What does it mean to be a young public official who cares about constituents and not be insatiably ambitious? Candidly, this is a question I often struggle with internally, considering I’m the prototypical millennial, purportedly imperious, brazenly ambitious, expeditiously searching for equitable opportunities and often apathetic to “established traditions.”
Nonetheless, the characteristics mentioned don’t suggest that younger generations (millennials and Generation Zs) are devoid of the capacity to show due reverence to traditional norms.
The truth is we do respect traditions, albeit indicative of history repeating itself; historically, it’s the young who are the catalyst for social change. In the 1980s, young, educated conservatives cultivated a fiscally and socially conservative movement that until recently dominated the mainstream Republican apparatus.
Moreover, globally, inspiring young leaders such as Frida Kahlo, Dolores Huerta, Nelson Mandela, Martin Luther King Jr., Thurgood Marshall and Bobby Kennedy are prominent examples of how youthful vigor inspired generations in the arduous pursuit of societal change.
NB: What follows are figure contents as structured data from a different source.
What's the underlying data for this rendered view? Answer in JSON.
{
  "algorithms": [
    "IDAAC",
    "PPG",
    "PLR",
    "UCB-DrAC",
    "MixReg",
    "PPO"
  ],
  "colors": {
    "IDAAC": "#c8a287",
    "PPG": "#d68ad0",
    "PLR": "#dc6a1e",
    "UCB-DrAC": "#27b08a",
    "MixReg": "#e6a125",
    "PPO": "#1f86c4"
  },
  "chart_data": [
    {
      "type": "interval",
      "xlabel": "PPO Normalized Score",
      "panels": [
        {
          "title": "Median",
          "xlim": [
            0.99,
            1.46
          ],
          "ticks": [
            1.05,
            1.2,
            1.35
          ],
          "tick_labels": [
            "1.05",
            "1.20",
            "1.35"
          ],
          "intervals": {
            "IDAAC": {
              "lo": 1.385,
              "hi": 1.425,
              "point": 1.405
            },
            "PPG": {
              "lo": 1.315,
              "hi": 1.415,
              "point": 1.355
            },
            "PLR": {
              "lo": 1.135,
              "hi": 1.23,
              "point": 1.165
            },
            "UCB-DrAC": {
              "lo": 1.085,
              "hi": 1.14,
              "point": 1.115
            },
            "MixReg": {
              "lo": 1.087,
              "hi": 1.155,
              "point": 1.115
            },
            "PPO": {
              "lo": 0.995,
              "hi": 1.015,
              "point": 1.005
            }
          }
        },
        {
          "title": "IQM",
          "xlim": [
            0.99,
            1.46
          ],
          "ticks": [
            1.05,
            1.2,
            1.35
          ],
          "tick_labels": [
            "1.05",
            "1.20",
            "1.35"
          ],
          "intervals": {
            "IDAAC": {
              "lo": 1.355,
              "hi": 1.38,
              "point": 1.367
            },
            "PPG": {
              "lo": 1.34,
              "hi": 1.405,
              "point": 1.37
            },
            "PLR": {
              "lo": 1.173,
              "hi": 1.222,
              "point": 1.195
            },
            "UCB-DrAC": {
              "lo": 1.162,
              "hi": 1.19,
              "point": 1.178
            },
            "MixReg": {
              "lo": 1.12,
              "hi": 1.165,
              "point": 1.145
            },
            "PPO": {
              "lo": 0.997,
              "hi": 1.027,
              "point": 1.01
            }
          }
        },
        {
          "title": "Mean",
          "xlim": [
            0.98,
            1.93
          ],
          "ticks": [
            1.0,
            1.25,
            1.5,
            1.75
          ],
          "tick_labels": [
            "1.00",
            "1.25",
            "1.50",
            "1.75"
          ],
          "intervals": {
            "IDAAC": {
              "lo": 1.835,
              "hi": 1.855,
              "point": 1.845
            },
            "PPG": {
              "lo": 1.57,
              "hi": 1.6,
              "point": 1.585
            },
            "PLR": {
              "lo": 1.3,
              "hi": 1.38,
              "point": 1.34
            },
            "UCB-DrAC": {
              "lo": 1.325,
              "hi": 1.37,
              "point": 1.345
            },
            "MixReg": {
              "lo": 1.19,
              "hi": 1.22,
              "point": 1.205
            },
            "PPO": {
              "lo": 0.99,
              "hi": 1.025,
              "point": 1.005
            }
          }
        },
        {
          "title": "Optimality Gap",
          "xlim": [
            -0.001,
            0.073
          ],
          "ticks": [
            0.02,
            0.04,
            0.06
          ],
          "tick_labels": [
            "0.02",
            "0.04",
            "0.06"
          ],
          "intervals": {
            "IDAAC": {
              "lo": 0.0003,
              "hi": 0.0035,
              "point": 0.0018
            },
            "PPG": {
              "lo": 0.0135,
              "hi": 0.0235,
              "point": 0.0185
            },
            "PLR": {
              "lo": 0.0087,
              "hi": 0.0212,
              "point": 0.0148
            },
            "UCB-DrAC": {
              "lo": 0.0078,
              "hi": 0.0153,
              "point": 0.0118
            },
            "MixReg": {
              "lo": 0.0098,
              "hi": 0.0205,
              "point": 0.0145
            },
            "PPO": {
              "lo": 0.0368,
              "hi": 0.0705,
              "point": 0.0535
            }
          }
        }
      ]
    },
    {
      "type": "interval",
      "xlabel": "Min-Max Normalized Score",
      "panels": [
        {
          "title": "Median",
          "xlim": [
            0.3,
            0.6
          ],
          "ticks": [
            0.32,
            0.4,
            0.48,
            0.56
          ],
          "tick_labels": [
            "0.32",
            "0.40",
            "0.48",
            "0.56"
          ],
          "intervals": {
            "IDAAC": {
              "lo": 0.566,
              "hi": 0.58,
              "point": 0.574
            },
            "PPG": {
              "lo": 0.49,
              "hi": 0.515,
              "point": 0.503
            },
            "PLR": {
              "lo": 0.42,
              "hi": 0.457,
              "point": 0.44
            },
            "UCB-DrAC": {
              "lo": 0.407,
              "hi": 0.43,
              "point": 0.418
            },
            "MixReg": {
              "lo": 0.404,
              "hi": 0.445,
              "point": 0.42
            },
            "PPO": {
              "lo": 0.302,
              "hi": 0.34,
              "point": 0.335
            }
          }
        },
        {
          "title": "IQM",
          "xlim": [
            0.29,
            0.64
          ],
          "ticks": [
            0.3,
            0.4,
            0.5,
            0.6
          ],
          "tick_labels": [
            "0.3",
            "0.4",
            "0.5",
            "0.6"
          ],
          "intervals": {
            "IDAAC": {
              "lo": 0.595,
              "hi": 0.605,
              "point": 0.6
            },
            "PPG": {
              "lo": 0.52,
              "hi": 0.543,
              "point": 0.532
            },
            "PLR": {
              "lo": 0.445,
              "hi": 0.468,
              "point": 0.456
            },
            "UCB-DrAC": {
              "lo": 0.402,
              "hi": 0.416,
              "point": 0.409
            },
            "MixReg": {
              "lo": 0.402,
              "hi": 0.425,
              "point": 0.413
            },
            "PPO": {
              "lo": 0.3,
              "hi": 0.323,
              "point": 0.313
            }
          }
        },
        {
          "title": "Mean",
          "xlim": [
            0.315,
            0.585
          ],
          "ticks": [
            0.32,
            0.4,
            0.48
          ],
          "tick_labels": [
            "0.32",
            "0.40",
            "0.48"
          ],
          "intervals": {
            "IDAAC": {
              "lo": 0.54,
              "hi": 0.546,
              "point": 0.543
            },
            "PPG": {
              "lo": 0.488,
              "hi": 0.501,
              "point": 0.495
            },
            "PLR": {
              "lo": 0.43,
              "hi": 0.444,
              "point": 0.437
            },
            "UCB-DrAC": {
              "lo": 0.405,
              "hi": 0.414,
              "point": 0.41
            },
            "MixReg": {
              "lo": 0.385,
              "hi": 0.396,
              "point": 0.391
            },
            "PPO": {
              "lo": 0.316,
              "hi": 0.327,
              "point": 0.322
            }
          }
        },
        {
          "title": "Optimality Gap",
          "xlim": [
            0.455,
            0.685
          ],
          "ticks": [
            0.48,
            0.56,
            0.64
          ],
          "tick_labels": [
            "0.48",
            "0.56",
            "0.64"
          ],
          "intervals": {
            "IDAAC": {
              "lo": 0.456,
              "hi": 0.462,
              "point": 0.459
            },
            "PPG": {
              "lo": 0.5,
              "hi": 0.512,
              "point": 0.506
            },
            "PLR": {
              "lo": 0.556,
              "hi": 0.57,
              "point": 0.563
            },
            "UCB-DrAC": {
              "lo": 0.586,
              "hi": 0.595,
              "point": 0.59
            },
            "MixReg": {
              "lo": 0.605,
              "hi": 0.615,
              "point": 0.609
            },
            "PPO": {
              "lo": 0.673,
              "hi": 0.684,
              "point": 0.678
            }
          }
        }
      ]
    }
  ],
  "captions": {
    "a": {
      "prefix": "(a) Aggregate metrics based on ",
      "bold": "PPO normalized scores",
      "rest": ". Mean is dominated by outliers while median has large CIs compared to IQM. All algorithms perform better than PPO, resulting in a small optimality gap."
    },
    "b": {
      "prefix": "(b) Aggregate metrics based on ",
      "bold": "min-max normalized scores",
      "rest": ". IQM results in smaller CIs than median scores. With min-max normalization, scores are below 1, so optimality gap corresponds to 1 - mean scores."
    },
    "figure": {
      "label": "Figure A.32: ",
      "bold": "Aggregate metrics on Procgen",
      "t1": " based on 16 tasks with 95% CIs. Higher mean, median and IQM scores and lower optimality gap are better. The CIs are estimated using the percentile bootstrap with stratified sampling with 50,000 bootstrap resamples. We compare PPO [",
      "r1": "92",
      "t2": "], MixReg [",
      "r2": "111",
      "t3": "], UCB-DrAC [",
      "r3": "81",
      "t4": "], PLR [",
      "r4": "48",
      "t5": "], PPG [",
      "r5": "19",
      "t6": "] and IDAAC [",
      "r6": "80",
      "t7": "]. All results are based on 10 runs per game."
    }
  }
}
Chiefly, at the height of these change agents’ careers, many of their more seasoned colleagues lamented to their naïveté; they were told that they should be “more patient” and to “wait their turn.” King’s “Letter from Birmingham” astutely critiqued clergy who insisted he was a “troublemaker” for non-violently advocating for equality (King also authored a book titled, “Why We Can’t Wait”).
Similarly, Kennedy once noted, “This world demands the qualities of youth, not a time of life but a state of mind, a temper of the will, a quality of the imagination, a predominance of courage over timidity, of the appetite for adventure over the life of ease.”
Nevertheless, despite the cynics of the personages mentioned in this literature, the luminaries continued to push their missions forward. And in the process, it aided in shaping the world as we know it today.
Presently, just like the prominent social voices of the past, millennials and Generation Zs are championing contemporary social issues in addition to questioning why the progress of those luminaries mentioned remains dormant.
Furthermore, the young question, why are we continuing to hear the same grandiose campaign promises, irrespective of partisan affiliation? Given this, too often, many politicians either become complacent, “play to their base” or “play it safe” until the next election.
Indeed, they’re not asking us, public officials, to be perfect; they are not. They ask us to care and do what we were elected to do, be an altruistic voice for all citizens — a reasonable request from those who have entrusted us with power.
Markedly, if history has taught us anything, it’s to listen to the voices of our youth. To quote the venerable Steve Jobs, “Here’s to the crazy ones, the misfits, the rebels, the troublemakers, you can glorify or vilify them, but the only thing you can’t do is ignore them, they push the human race forward, because the ones who are crazy enough to think they can change the world, are the ones who do.”